Ne serait-il pas au moins approprié d’essayer de réduire les risques, par exemple en construisant des gisements non pas en bord de mer – un risque de plus créé, compte tenu des changements climatiques prévisibles – mais à l’intérieur de tunnels dans les collines, comme le recommande l’expérience internationale?

Sans aucun doute, le Brésil n’a pas la capacité financière de disposer d’un équipement qui sépare le plutonium «précieux» du reste des «déchets», ce qui pourrait justifier des dépôts avec un accès plus facile au combustible usé. Cela n’est fait que par la France et le Royaume-Uni. Il est encore moins possible pour le Brésil de construire des gisements définitifs de déchets nucléaires, qui sont considérés comme la seule solution à cet énorme mal de tête nucléaire dans le monde.

La France a tenté depuis un certain temps, sans succès, de lancer la construction d’un tel gisement.
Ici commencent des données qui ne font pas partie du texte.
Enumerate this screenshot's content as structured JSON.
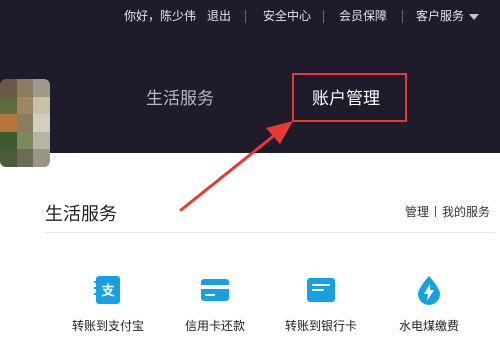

L’Allemagne a déjà eu des expériences infructueuses, tout comme les États-Unis, qui ne parviennent donc à faire que des dépôts provisoires, comme ceux qui ont maintenant vendus au Brésil. Seule la Finlande a pu construire, depuis 2004, un tel espace de stockage de 500 mètres de profondeur qui sera prêt en 2023 – prévu pour «cacher» les ordures pendant 100 000 ans…

Pendant ce temps, des milliers de tonnes de ces «restes» gênants de centrales nucléaires s’accumulent sur Terre. L’activation par l’homme de l’énergie contenue dans l’atome a pu rendre notre planète à nouveau menacée par la radioactivité, dont elle s’était débarrassée seule depuis des millions d’années.

Mais les informations qui circulent sur la question nucléaire, dans le monde entier, sont peu nombreuses et très techniques, et ses promoteurs cachent la réalité avec des mensonges. Par conséquent, il y a des civils non informés qui mènent des activités liées à ce problème et peuvent, sans aucune arme, par pure désinformation, créer les conditions de la perte de nombreuses vies. Tout comme ceux qui soutiennent les «chars» militaires qui écrasent, dans une guerre entre inégaux, quiconque s’oppose à l’initiative irresponsable de stocker du plutonium dans des tubes à ciel ouvert, sur une plage, pendant des siècles, transformant Angra dos Reis en un puits de radioactivité.

L’analyse de ce qui se passe à Angra exigerait que l’on considère un autre problème, plus lointain, mais tout aussi grave, et directement reporté à la capacité stratégique des militaires brésiliens dans leur fonction principale: la défense du pays, sans utiliser de moyens barbares, contre les attaques d’ennemis extérieurs. Avec l’implantation de gros tubes remplis de plutonium sur une plage près de Rio de Janeiro, l’une des plus grandes villes brésiliennes, ils offriront une cible extrêmement visible, de l’air et de la mer, à d’éventuels ennemis pour produire facilement une dispersion incontrôlable de radioactif. particules, bien plus encore que celles qui seraient dispersées par une bombe atomique.